How I missed Celia at moments like this. She’d held the key to my steamer trunk full of emotional backstory. She’d have known what to say.

But I knew the upside to marrying Simon. He was financially secure, handsome, and smart but not snobby. He recycled, he biked, he ate locally sourced foods, he offered his employees parental leave and health insurance. He opened doors, pulled out my chair, gave me the remote, and asked my opinion.

And there was chemistry. It wasn’t heart-pounding, belly-laughing, can’t-catch-your-breath chemistry. It was quiet chemistry. It was B-minus instead of A-plus chemistry.

Coupled with a view of the Golden Gate Bridge, I’d negotiate some freedom to explore the world with my camera, and with Simon—that could be enough. I was thirty-nine, for God’s sake, and Simon was almost fifty.

I could call him right now and tell him about Chance. Nettie’s on Lark was a landmark historical property, that would interest him. And that plot out by the mall. Maybe—no. He wouldn’t care that I was back in my hometown for a wedding, or that I didn’t ask him to accompany me. I could tell him about Celia and Shay and spending time with her every summer at his Chicago hotel (which I properly paid for).
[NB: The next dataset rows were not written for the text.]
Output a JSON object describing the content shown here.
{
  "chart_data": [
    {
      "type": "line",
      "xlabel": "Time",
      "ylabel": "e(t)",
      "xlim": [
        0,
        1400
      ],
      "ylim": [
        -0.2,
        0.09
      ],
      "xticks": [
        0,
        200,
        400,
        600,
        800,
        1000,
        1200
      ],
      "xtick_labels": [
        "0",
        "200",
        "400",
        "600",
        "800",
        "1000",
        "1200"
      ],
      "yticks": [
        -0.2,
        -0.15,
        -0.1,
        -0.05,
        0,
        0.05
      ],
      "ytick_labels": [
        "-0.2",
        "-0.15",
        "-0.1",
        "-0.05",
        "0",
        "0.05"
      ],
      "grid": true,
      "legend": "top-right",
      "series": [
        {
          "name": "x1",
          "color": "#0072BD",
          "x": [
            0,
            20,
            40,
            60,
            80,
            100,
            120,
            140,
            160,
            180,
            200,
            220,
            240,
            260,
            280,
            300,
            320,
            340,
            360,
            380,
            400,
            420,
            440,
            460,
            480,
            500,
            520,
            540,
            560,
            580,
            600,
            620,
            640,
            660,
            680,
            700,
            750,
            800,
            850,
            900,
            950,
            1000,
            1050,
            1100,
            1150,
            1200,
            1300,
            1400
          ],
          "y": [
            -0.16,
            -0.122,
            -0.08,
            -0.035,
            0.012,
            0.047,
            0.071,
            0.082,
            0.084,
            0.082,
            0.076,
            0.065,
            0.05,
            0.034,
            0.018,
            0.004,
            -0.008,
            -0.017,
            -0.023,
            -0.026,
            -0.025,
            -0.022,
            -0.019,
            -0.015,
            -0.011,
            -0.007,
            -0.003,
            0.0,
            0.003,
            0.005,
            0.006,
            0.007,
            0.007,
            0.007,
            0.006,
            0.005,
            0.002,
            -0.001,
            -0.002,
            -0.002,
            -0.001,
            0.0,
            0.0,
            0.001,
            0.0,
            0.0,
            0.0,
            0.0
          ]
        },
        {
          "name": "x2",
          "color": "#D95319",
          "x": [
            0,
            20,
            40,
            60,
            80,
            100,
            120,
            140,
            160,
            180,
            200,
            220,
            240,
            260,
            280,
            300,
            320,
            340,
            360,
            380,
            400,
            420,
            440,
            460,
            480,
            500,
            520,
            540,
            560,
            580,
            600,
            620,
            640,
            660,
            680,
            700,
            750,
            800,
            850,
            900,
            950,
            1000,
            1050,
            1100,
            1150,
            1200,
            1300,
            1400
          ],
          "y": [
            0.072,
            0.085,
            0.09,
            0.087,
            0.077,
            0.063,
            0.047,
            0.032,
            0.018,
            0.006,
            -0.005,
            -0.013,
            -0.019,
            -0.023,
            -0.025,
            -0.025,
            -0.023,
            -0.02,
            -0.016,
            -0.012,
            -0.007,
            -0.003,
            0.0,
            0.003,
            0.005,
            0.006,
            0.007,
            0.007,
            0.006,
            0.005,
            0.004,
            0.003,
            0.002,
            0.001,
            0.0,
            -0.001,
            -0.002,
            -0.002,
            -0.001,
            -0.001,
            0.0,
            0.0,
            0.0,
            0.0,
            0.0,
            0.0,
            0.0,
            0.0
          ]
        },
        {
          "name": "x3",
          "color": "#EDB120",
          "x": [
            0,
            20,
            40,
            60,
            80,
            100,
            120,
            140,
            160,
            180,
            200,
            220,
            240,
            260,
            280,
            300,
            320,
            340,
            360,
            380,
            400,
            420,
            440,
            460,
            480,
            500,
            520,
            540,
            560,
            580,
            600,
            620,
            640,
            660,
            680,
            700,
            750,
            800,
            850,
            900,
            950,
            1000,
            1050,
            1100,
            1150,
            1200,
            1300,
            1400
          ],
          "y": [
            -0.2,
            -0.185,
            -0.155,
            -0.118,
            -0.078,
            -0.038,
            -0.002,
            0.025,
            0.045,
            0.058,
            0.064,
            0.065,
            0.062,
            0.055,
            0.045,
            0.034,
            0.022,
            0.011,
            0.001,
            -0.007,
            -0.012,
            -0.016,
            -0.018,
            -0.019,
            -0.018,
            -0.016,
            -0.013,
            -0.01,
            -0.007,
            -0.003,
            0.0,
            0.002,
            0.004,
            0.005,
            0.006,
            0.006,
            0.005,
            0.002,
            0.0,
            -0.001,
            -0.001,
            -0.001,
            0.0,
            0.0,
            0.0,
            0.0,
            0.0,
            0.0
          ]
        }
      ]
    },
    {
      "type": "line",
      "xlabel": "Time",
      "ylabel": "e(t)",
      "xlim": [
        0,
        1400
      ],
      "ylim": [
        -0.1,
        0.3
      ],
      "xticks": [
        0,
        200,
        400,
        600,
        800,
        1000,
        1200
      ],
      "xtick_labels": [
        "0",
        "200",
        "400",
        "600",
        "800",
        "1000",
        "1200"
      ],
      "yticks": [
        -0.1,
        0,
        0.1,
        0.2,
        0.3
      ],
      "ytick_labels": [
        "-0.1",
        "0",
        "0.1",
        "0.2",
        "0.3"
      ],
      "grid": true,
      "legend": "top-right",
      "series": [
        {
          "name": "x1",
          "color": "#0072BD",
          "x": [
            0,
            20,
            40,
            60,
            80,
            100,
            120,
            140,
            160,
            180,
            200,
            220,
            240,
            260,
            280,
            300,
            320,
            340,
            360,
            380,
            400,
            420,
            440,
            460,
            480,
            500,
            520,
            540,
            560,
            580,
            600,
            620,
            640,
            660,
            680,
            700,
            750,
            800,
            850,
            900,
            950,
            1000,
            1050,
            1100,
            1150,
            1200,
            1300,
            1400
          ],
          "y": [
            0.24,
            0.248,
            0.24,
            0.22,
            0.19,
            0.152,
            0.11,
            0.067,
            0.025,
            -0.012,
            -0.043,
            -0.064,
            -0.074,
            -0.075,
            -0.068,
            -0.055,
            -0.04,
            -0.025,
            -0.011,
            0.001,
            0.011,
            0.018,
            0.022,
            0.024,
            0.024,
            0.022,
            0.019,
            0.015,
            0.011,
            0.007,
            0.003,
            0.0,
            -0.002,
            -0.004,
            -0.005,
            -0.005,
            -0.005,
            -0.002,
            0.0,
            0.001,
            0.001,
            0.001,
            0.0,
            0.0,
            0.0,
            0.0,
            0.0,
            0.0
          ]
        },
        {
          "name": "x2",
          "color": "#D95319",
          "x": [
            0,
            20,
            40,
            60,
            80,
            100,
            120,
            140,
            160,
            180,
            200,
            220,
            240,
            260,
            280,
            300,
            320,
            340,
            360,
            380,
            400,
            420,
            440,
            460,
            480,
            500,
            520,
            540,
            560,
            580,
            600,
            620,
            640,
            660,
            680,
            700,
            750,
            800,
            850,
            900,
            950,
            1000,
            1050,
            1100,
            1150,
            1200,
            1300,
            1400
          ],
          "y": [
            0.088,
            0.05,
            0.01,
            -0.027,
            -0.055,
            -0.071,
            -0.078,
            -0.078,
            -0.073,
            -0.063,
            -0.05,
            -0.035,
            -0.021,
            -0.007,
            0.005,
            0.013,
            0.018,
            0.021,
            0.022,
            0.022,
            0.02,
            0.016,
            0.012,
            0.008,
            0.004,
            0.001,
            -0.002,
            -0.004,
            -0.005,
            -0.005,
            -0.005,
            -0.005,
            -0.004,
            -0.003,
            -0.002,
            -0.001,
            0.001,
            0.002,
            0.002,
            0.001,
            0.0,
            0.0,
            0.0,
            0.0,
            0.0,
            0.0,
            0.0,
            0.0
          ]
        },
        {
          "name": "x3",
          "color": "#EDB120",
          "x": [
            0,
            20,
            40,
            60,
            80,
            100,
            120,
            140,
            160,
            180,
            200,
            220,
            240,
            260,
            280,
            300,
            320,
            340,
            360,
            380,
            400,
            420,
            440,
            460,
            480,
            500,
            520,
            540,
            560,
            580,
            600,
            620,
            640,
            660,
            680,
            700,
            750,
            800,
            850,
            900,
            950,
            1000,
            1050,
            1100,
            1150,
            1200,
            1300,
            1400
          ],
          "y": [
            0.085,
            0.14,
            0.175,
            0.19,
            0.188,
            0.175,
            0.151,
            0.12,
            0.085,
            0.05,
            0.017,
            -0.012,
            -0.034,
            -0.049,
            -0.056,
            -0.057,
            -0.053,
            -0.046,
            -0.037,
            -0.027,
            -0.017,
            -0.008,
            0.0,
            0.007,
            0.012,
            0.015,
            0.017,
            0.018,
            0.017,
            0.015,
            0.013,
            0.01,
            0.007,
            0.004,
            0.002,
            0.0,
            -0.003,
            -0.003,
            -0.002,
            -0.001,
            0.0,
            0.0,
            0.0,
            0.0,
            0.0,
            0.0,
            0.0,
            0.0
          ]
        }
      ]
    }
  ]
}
A barrage of questions I’d never even thought to ask Simon piled into my brain and landed on top of one another. We spent our time together as if we’d landed on large stones in a rushing river, then we skipped to the next one without falling into the water below. Or even acknowledging it was there.

Inside my thoughts, the view outside of Simon’s window grew dark, the landscape no longer in full view, as if someone had activated their remote control from afar. Again, I was in my underwear, making a phone call. I sat on the bed and scrolled through my contacts.